Water authorities in Central China's Hubei province decided on Wednesday to close the middle reaches of the Yangtze River in response to drought conditions.
On its official website, the Changjiang (Yangtze River) waterway bureau said it was taking that step to prevent ships from bottoming out in the unusually low waters now found between Wuhan city and Chenglingji in Yueyang city. The notice did not say when the waterway will be reopened.
Even though sluice gates in the Three Gorges Dam have been opened partially to allow more water to flow downstream and heavy rains are expected to fall in mid-May, shallow water will continue to impede shipping traffic along the Yangtze River until June, Wu Heping, director of the waterway management department under the Changjiang (Yangtze River) Wuhan waterway bureau, told China Daily.
"The severe drought, the first seen in the past half century, has kept the water level in the Yangtze the lowest since 2003, when the Three Gorges Dam went into operation," Wu said.
"Even though heavy rains are expected in coming months, it's possible they won't raise the water level much along the Yangtze River."
Shallow water in the lower reaches of the river has proved the biggest obstacle to shippers. In Hukou, a city along the river, the water depth fell to 8.41 meters on May 4, a historic low, according to statistics from the Changjiang (Yangtze River) waterway bureau.
He said the waterway is about 150 meters wide on average, which is 50 meters narrower than it was in 2010.
Because of the low water, at least two ships have been stranded within the past two days and dozens of emergency teams have been sent to the river's middle reaches to prevent accidents, according to the bureau.
Maritime safety bureaus in Chongqing, Wuhan and Huangshi last week issued alerts and offered help to ships that had run aground.
Since April 30, more than 700 ships have been stranded in the narrowed waterway in Huzhou, Xinhua News Agency reported on Thursday.
The 6,300-kilometer Yangtze River is the country's longest waterway and is indispensable to the economies of cities lying along its route.
The river's water level has fallen sharply since February 2011. In the past five decades, the level in its middle reaches has dropped to a historic low point and the water depth near the Three Gorges Dam has been at a historic low since 2003.
To mitigate the harm inflicted by the drought, the dam's rate of discharging water was increased from 7,000 cubic meters a second - what it was on Saturday - to 9,220 cu m per second at 2 pm on Monday. The new rate means the dam lets out 3,020 cu m more water each second than it takes in, according to the latest statistics released on the official website of the China Three Gorges Corporation.
The water depth at the dam has fallen below 155 meters, a level that threatens to make generating power difficult. The depth stood at 154.76 meters at 3 pm on Monday, according to official statistics.

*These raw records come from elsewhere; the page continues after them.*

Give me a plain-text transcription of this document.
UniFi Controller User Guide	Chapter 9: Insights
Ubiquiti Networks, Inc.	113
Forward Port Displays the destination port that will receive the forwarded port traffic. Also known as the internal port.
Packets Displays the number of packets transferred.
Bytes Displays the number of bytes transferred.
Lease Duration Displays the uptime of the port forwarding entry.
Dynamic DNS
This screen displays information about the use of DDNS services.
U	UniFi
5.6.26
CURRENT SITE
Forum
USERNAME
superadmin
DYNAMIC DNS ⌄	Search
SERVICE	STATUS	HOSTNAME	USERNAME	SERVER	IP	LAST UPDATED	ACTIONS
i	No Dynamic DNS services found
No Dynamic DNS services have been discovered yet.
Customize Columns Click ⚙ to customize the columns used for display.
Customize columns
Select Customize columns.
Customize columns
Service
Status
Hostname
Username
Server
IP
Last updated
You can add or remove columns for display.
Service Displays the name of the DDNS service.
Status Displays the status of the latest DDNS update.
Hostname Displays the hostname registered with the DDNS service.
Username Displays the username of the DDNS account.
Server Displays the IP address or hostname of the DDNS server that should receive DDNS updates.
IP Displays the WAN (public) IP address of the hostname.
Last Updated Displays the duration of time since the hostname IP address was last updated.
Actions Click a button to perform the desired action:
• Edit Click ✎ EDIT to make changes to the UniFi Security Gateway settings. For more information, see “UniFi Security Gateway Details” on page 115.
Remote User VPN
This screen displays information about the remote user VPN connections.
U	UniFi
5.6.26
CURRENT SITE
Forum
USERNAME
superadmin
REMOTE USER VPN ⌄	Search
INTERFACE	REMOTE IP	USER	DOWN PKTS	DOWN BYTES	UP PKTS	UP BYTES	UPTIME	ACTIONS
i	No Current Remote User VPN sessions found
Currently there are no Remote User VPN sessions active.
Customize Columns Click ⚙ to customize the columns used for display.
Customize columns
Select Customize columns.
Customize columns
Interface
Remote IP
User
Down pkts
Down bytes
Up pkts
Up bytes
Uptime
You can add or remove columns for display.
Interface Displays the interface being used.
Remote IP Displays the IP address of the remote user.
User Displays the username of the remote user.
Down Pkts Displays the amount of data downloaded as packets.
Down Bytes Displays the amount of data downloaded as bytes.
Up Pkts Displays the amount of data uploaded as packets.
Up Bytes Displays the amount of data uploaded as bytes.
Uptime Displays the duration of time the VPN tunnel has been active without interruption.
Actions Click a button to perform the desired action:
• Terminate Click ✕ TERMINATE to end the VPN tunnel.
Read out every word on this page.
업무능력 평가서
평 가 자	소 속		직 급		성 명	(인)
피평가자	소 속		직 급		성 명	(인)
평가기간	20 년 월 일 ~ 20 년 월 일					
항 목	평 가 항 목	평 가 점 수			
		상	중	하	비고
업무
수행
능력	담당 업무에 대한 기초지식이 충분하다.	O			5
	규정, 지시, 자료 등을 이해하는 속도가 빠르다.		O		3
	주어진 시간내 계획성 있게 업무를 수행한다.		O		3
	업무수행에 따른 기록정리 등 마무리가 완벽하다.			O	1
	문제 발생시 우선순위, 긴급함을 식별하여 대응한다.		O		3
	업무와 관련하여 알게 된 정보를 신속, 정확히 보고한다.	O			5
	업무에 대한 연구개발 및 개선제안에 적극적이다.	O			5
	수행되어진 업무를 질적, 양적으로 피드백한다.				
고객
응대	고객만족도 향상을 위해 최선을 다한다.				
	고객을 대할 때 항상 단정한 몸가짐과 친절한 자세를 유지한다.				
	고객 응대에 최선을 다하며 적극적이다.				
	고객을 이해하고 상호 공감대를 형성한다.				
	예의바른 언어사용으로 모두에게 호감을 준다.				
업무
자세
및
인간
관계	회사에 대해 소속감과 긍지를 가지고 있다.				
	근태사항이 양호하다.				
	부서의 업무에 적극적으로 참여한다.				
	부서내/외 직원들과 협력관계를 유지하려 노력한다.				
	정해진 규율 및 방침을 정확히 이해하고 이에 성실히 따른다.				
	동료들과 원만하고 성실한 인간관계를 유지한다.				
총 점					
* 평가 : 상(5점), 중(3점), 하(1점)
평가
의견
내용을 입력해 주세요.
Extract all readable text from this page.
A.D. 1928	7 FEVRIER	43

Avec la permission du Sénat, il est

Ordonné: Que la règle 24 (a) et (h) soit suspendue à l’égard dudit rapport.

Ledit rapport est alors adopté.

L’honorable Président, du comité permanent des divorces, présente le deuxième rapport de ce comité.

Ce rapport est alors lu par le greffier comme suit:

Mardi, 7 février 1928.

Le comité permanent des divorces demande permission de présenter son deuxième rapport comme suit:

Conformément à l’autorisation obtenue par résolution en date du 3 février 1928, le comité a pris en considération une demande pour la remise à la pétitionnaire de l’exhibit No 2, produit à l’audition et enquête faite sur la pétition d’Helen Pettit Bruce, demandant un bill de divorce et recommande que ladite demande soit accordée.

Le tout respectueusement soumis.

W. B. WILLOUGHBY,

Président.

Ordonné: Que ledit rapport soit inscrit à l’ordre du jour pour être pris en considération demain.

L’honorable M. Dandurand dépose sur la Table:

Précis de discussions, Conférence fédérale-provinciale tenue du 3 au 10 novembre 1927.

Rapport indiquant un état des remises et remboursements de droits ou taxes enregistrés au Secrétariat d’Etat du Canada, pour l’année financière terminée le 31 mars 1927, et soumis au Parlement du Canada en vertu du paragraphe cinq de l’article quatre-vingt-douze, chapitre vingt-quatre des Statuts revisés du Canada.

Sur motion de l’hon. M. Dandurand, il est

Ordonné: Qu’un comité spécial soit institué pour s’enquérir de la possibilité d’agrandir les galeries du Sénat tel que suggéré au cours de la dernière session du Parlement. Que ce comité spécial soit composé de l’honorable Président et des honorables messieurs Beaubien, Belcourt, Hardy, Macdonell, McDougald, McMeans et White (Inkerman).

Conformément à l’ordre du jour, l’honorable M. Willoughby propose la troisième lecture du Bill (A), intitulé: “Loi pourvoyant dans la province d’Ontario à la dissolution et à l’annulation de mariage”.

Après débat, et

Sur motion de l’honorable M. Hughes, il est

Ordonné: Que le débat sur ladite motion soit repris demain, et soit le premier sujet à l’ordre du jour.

Some experts blamed the low water along the Yangtze River on the Three Gorges Dam.
Wang Jingquan, director of the flood control and drought relief office affiliated with the Yangtze River Water Resources Committee, told China Daily on Monday that damming up the river has aggravated the drought by pinching off water flow to lower reaches.
Yan Fei, director of the China Three Gorges Corporation's press office, said such assertions are groundless. He said statistics show the dam's increased discharge of water has helped to relieve the drought.
From Saturday to Wednesday morning, the Three Gorges Dam discharged about 4 hundred million cu m of water, lowering the water level of the dam by 0.7 meters, said Wang Hai of the dam's construction and operation management bureau.
About 400,000 people in the province are without drinking water as a result of the drought, and approximately 870,000 hectares of farmland have been harmed by it, according to the Hubei provincial agricultural department.